RALEIGH -- Over the last few election cycles, talk of big money helping shape North Carolina’s election landscape has usually focused on conservative-leaning, outside groups funded by well-heeled business magnates.
Less attention has been paid to the involvement of unions and labor groups.
Union money has been significant, though.
In 2004, six unions spent about $2.2 million on contributions and independent expenditures for campaigns for state elected offices. In 2008, the figure rose to $4.7 million.
Unions haven’t been very successful getting their way in North Carolina, especially when it comes to their primary goal of doing away with a state ban on collective bargaining by government workers.
That lack of success may mean less union spending on elections in 2012.
But labor money in elections may receive more attention this year than in those past years.
The reason? A big chunk of it could wind up going toward a single lower-ballot race.
The State Employees Association of North Carolina has made no bones about its desire to see a longtime supporter, Democrat Linda Coleman, elected to the job of lieutenant governor.
During her tenure in the state House, Ms. Coleman acted as a key supporter and sponsor of SEANC-backed legislation. More recently, she served as state personnel director.
In the primary, SEANC and its national parent union, the Service Employees International Union, put nearly $400,000 toward Ms. Coleman’s election.

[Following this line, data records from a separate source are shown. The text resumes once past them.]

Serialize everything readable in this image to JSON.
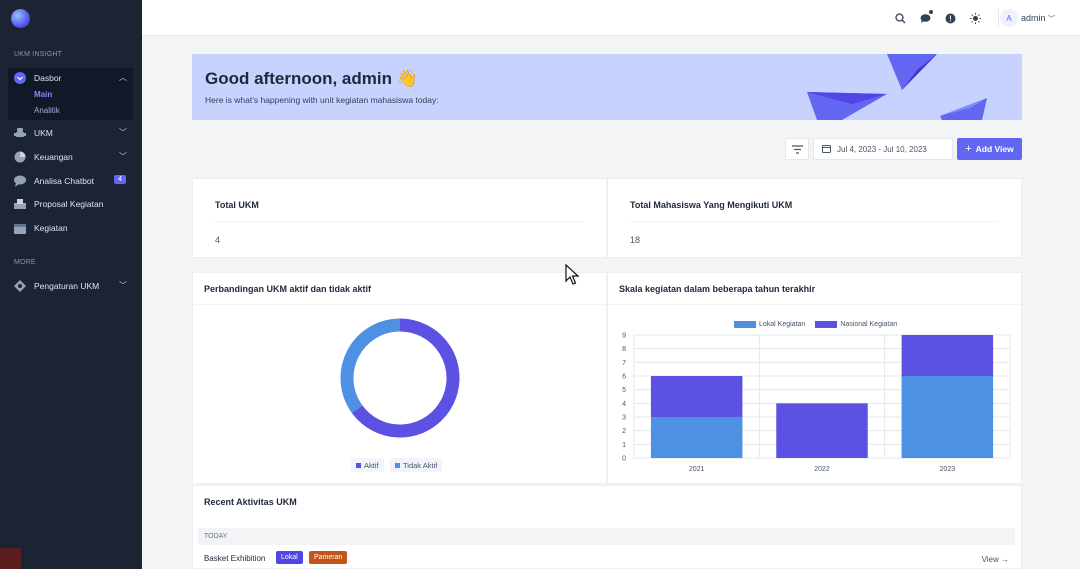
{
  "sidebar": {
    "section_insight": "UKM INSIGHT",
    "dasbor": "Dasbor",
    "dasbor_main": "Main",
    "dasbor_analitik": "Analitik",
    "ukm": "UKM",
    "keuangan": "Keuangan",
    "analisa_chatbot": "Analisa Chatbot",
    "analisa_chatbot_count": "4",
    "proposal": "Proposal Kegiatan",
    "kegiatan": "Kegiatan",
    "section_more": "MORE",
    "pengaturan": "Pengaturan UKM"
  },
  "header": {
    "avatar_initial": "A",
    "user_name": "admin"
  },
  "banner": {
    "greeting": "Good afternoon, admin 👋",
    "subtitle": "Here is what's happening with unit kegiatan mahasiswa today:"
  },
  "toolbar": {
    "date_range": "Jul 4, 2023 - Jul 10, 2023",
    "add_view": "Add View"
  },
  "stats": [
    {
      "title": "Total UKM",
      "value": "4"
    },
    {
      "title": "Total Mahasiswa Yang Mengikuti UKM",
      "value": "18"
    }
  ],
  "colors": {
    "accent": "#6366f1",
    "aktif": "#5b52e3",
    "tidak_aktif": "#4e91e3",
    "lokal": "#4e91e3",
    "nasional": "#5b52e3"
  },
  "chart_data": [
    {
      "type": "pie",
      "title": "Perbandingan UKM aktif dan tidak aktif",
      "donut": true,
      "categories": [
        "Aktif",
        "Tidak Aktif"
      ],
      "values": [
        2.6,
        1.4
      ],
      "legend": "bottom"
    },
    {
      "type": "bar",
      "stacked": true,
      "title": "Skala kegiatan dalam beberapa tahun terakhir",
      "categories": [
        "2021",
        "2022",
        "2023"
      ],
      "series": [
        {
          "name": "Lokal Kegiatan",
          "values": [
            3,
            0,
            6
          ]
        },
        {
          "name": "Nasional Kegiatan",
          "values": [
            3,
            4,
            3
          ]
        }
      ],
      "ylim": [
        0,
        9
      ],
      "yticks": [
        "0",
        "1",
        "2",
        "3",
        "4",
        "5",
        "6",
        "7",
        "8",
        "9"
      ],
      "grid": true,
      "legend": "top"
    }
  ],
  "recent": {
    "title": "Recent Aktivitas UKM",
    "group_label": "TODAY",
    "items": [
      {
        "name": "Basket Exhibition",
        "tag1": "Lokal",
        "tag2": "Pameran",
        "link": "View →"
      }
    ]
  }
}
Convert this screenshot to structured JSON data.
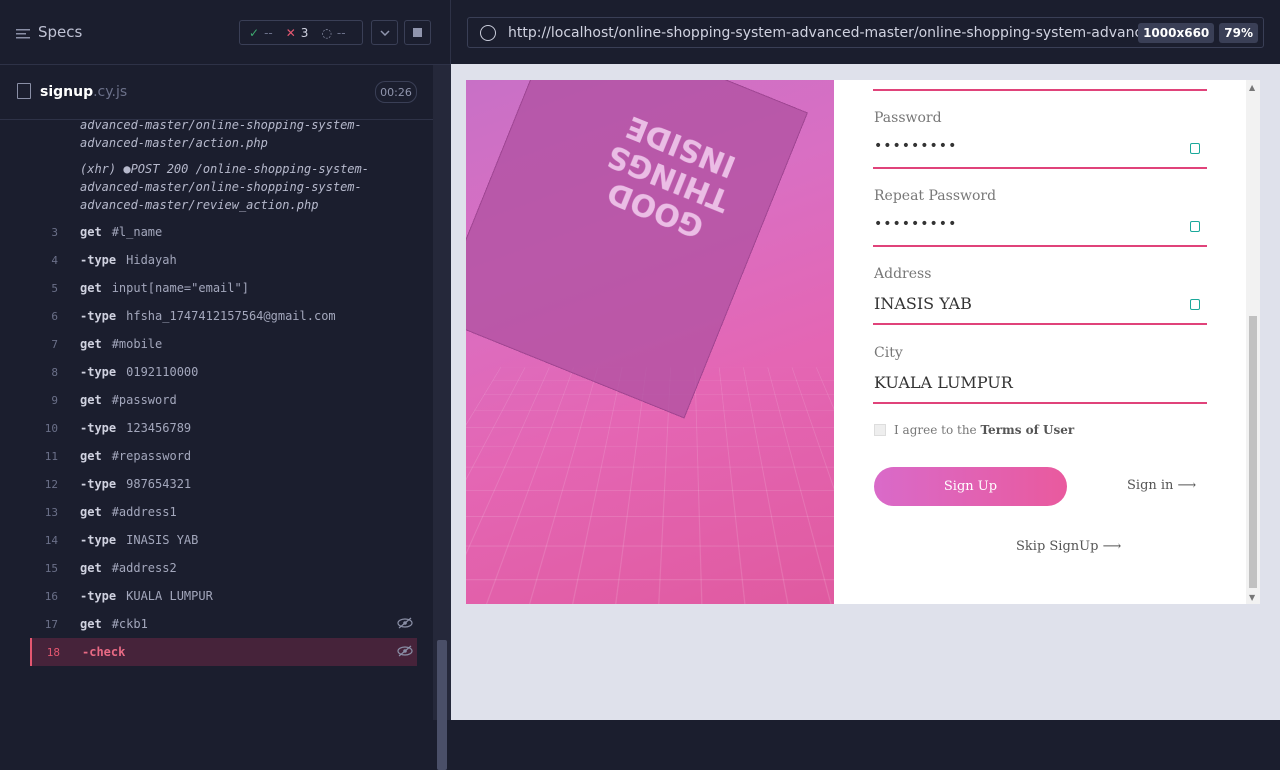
{
  "runner": {
    "title": "Specs",
    "stats": {
      "passed": "--",
      "failed": "3",
      "pending": "--"
    },
    "spec": {
      "name": "signup",
      "ext": ".cy.js",
      "duration": "00:26"
    }
  },
  "xhr_logs": [
    {
      "text": "advanced-master/online-shopping-system-advanced-master/action.php"
    },
    {
      "text": "(xhr) ●POST 200 /online-shopping-system-advanced-master/online-shopping-system-advanced-master/review_action.php"
    }
  ],
  "commands": [
    {
      "n": "3",
      "k": "get",
      "v": "#l_name"
    },
    {
      "n": "4",
      "k": "-type",
      "v": "Hidayah"
    },
    {
      "n": "5",
      "k": "get",
      "v": "input[name=\"email\"]"
    },
    {
      "n": "6",
      "k": "-type",
      "v": "hfsha_1747412157564@gmail.com"
    },
    {
      "n": "7",
      "k": "get",
      "v": "#mobile"
    },
    {
      "n": "8",
      "k": "-type",
      "v": "0192110000"
    },
    {
      "n": "9",
      "k": "get",
      "v": "#password"
    },
    {
      "n": "10",
      "k": "-type",
      "v": "123456789"
    },
    {
      "n": "11",
      "k": "get",
      "v": "#repassword"
    },
    {
      "n": "12",
      "k": "-type",
      "v": "987654321"
    },
    {
      "n": "13",
      "k": "get",
      "v": "#address1"
    },
    {
      "n": "14",
      "k": "-type",
      "v": "INASIS YAB"
    },
    {
      "n": "15",
      "k": "get",
      "v": "#address2"
    },
    {
      "n": "16",
      "k": "-type",
      "v": "KUALA LUMPUR"
    },
    {
      "n": "17",
      "k": "get",
      "v": "#ckb1"
    },
    {
      "n": "18",
      "k": "-check",
      "v": ""
    }
  ],
  "browser": {
    "url": "http://localhost/online-shopping-system-advanced-master/online-shopping-system-advanced-master",
    "viewport": "1000x660",
    "zoom": "79%"
  },
  "photo": {
    "bag_text": "GOOD THINGS INSIDE"
  },
  "form": {
    "password_label": "Password",
    "password_value": "•••••••••",
    "repeat_label": "Repeat Password",
    "repeat_value": "•••••••••",
    "address_label": "Address",
    "address_value": "INASIS YAB",
    "city_label": "City",
    "city_value": "KUALA LUMPUR",
    "agree_text": "I agree to the",
    "terms": "Terms of User",
    "signup": "Sign Up",
    "signin": "Sign in ⟶",
    "skip": "Skip SignUp ⟶"
  }
}
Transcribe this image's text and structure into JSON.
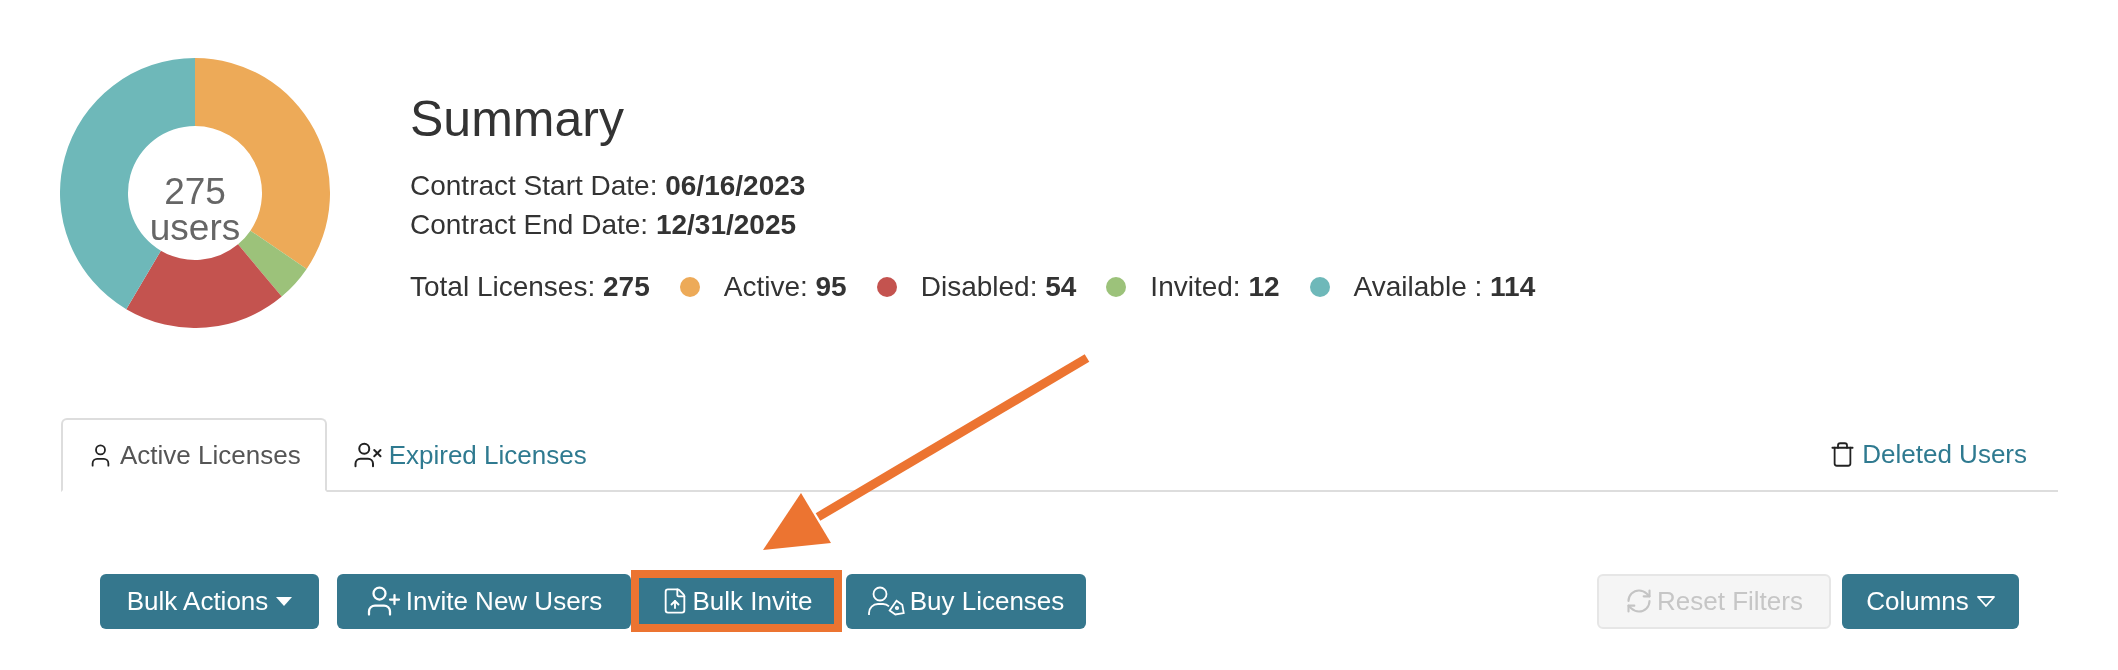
{
  "donut": {
    "center_value": "275",
    "center_label": "users",
    "chart_data": {
      "type": "donut",
      "values": [
        34.5,
        4.4,
        19.6,
        41.5
      ],
      "colors": [
        "#edaa58",
        "#9cc27a",
        "#c4534f",
        "#6eb8b9"
      ]
    }
  },
  "summary": {
    "title": "Summary",
    "contract_lines": [
      "Contract Start Date: **06/16/2023**",
      "Contract End Date: **12/31/2025**"
    ],
    "total": "Total Licenses: **275**",
    "legend": [
      {
        "text": "Active: **95**",
        "color": "#edaa58"
      },
      {
        "text": "Disabled: **54**",
        "color": "#c4534f"
      },
      {
        "text": "Invited: **12**",
        "color": "#9cc27a"
      },
      {
        "text": "Available : **114**",
        "color": "#6eb8b9"
      }
    ]
  },
  "tabs": [
    {
      "label": "Active Licenses",
      "kind": "user",
      "selected": true
    },
    {
      "label": "Expired Licenses",
      "kind": "user-x",
      "selected": false
    }
  ],
  "deleted_users": {
    "label": "Deleted Users"
  },
  "toolbar": {
    "left": [
      {
        "label": "Bulk Actions",
        "kind": "dropdown",
        "highlighted": false
      },
      {
        "label": "Invite New Users",
        "kind": "invite",
        "highlighted": false
      },
      {
        "label": "Bulk Invite",
        "kind": "upload",
        "highlighted": true
      },
      {
        "label": "Buy Licenses",
        "kind": "buy",
        "highlighted": false
      }
    ],
    "right": [
      {
        "label": "Reset Filters",
        "kind": "reset",
        "disabled": true
      },
      {
        "label": "Columns",
        "kind": "columns",
        "disabled": false
      }
    ]
  }
}
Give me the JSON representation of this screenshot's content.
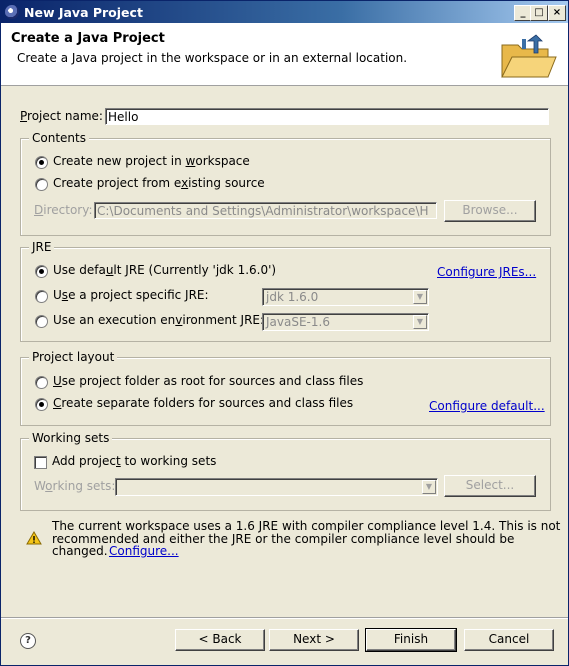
{
  "window": {
    "title": "New Java Project",
    "minimize": "_",
    "maximize": "□",
    "close": "×"
  },
  "banner": {
    "title": "Create a Java Project",
    "description": "Create a Java project in the workspace or in an external location."
  },
  "project_name": {
    "label_pre": "",
    "label_u": "P",
    "label_post": "roject name:",
    "value": "Hello"
  },
  "contents": {
    "title": "Contents",
    "opt_new_pre": "Create new project in ",
    "opt_new_u": "w",
    "opt_new_post": "orkspace",
    "opt_existing_pre": "Create project from e",
    "opt_existing_u": "x",
    "opt_existing_post": "isting source",
    "directory_label_u": "D",
    "directory_label_post": "irectory:",
    "directory_value": "C:\\Documents and Settings\\Administrator\\workspace\\H",
    "browse": "Browse..."
  },
  "jre": {
    "title": "JRE",
    "opt_default_pre": "Use defa",
    "opt_default_u": "u",
    "opt_default_post": "lt JRE (Currently 'jdk 1.6.0')",
    "configure_link": "Configure JREs...",
    "opt_specific_pre": "U",
    "opt_specific_u": "s",
    "opt_specific_post": "e a project specific JRE:",
    "specific_value": "jdk 1.6.0",
    "opt_env_pre": "Use an execution en",
    "opt_env_u": "v",
    "opt_env_post": "ironment JRE:",
    "env_value": "JavaSE-1.6"
  },
  "layout": {
    "title": "Project layout",
    "opt_root_pre": "",
    "opt_root_u": "U",
    "opt_root_post": "se project folder as root for sources and class files",
    "opt_separate_pre": "",
    "opt_separate_u": "C",
    "opt_separate_post": "reate separate folders for sources and class files",
    "configure_link": "Configure default..."
  },
  "working_sets": {
    "title": "Working sets",
    "add_pre": "Add projec",
    "add_u": "t",
    "add_post": " to working sets",
    "label_pre": "W",
    "label_u": "o",
    "label_post": "rking sets:",
    "select": "Select..."
  },
  "warning": {
    "line1": "The current workspace uses a 1.6 JRE with compiler compliance level 1.4. This is not",
    "line2": "recommended and either the JRE or the compiler compliance level should be",
    "line3": "changed.",
    "link": "Configure..."
  },
  "buttons": {
    "back": "< Back",
    "next": "Next >",
    "finish": "Finish",
    "cancel": "Cancel"
  },
  "icons": {
    "help": "?",
    "warning": "warning-icon",
    "banner": "java-folder-icon"
  }
}
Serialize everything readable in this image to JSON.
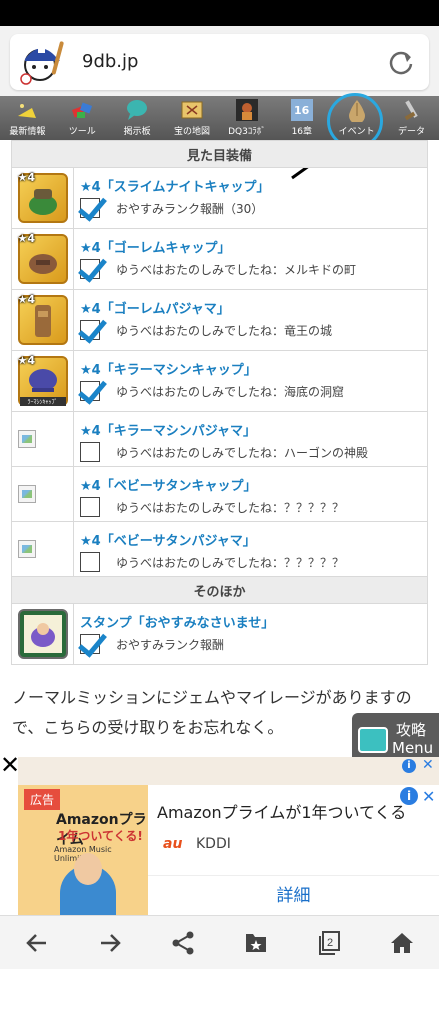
{
  "browser": {
    "url": "9db.jp"
  },
  "nav": [
    {
      "label": "最新情報",
      "icon": "news-icon"
    },
    {
      "label": "ツール",
      "icon": "tools-icon"
    },
    {
      "label": "掲示板",
      "icon": "forum-icon"
    },
    {
      "label": "宝の地図",
      "icon": "treasure-map-icon"
    },
    {
      "label": "DQ3ｺﾗﾎﾞ",
      "icon": "dq3-collab-icon"
    },
    {
      "label": "16章",
      "icon": "chapter16-icon"
    },
    {
      "label": "イベント",
      "icon": "event-icon"
    },
    {
      "label": "データ",
      "icon": "data-icon"
    }
  ],
  "sections": {
    "appearance": "見た目装備",
    "other": "そのほか"
  },
  "items": [
    {
      "title": "★4「スライムナイトキャップ」",
      "desc": "おやすみランク報酬（30）",
      "checked": true,
      "star": "★4"
    },
    {
      "title": "★4「ゴーレムキャップ」",
      "desc": "ゆうべはおたのしみでしたね：メルキドの町",
      "checked": true,
      "star": "★4"
    },
    {
      "title": "★4「ゴーレムパジャマ」",
      "desc": "ゆうべはおたのしみでしたね：竜王の城",
      "checked": true,
      "star": "★4"
    },
    {
      "title": "★4「キラーマシンキャップ」",
      "desc": "ゆうべはおたのしみでしたね：海底の洞窟",
      "checked": true,
      "star": "★4",
      "caption": "ﾗｰﾏｼﾝｷｬｯﾌﾟ"
    },
    {
      "title": "★4「キラーマシンパジャマ」",
      "desc": "ゆうべはおたのしみでしたね：ハーゴンの神殿",
      "checked": false
    },
    {
      "title": "★4「ベビーサタンキャップ」",
      "desc": "ゆうべはおたのしみでしたね：？？？？？",
      "checked": false
    },
    {
      "title": "★4「ベビーサタンパジャマ」",
      "desc": "ゆうべはおたのしみでしたね：？？？？？",
      "checked": false
    }
  ],
  "stamp": {
    "title": "スタンプ「おやすみなさいませ」",
    "desc": "おやすみランク報酬",
    "checked": true
  },
  "paragraph": "ノーマルミッションにジェムやマイレージがありますので、こちらの受け取りをお忘れなく。",
  "menu_button": {
    "top": "攻略",
    "bottom": "Menu"
  },
  "ad": {
    "label": "広告",
    "img_line1": "Amazonプライム",
    "img_line2": "1年ついてくる!",
    "img_line3": "Amazon Music Unlimited",
    "title": "Amazonプライムが1年ついてくる",
    "brand": "au",
    "advertiser": "KDDI",
    "cta": "詳細"
  },
  "bottom_bar": [
    "back-icon",
    "forward-icon",
    "share-icon",
    "bookmark-icon",
    "tabs-icon",
    "home-icon"
  ],
  "bottom_tabs_count": "2",
  "colors": {
    "link": "#1a7fc0",
    "check": "#1a84c9",
    "ring": "#2aa8e0",
    "nav": "#666666"
  }
}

The Associated Press’ Gary Robertson recently pointed out that the decision by SEANC to avoid an endorsement in the governor’s race will likely mean that much more money for Ms. Coleman’s campaign in coming weeks.
SEANC Executive Director Dana Cope declined to tell the Associated Press how much money the group would put toward an independent effort to boost Coleman this fall. Cope did characterize the expenditure as “significant.”
Lieutenant governor may sound like an important job, and as the person who would take over in the event of the governor’s death or incapacity, it is.
But it is not easy to raise money when running for the post.
In 2008, Robert Pittenger, the Republican who eventually lost to current-Lt. Gov. Walter Dalton, lent his campaign nearly half of the $4.2 million that he spent.
Ms. Coleman’s Republican opponent, Dan Forest, apparently understands how much the scales could be tipped by some big money weighing in against him.
In an interview with the AP, Forest said, “The question in my mind is what does the employee association stand to benefit from in this investment?”
It’s a good question.
In fact, it’s one that every one should ask every time any group or individual on either side of the political spectrum spends gobs of money to elect this or that candidate.
What does a union have to gain by pumping hundreds of thousands of dollars into an election campaign? What about a retail magnate? How about a pharmaceutical development firm CEO? What about a casino owner?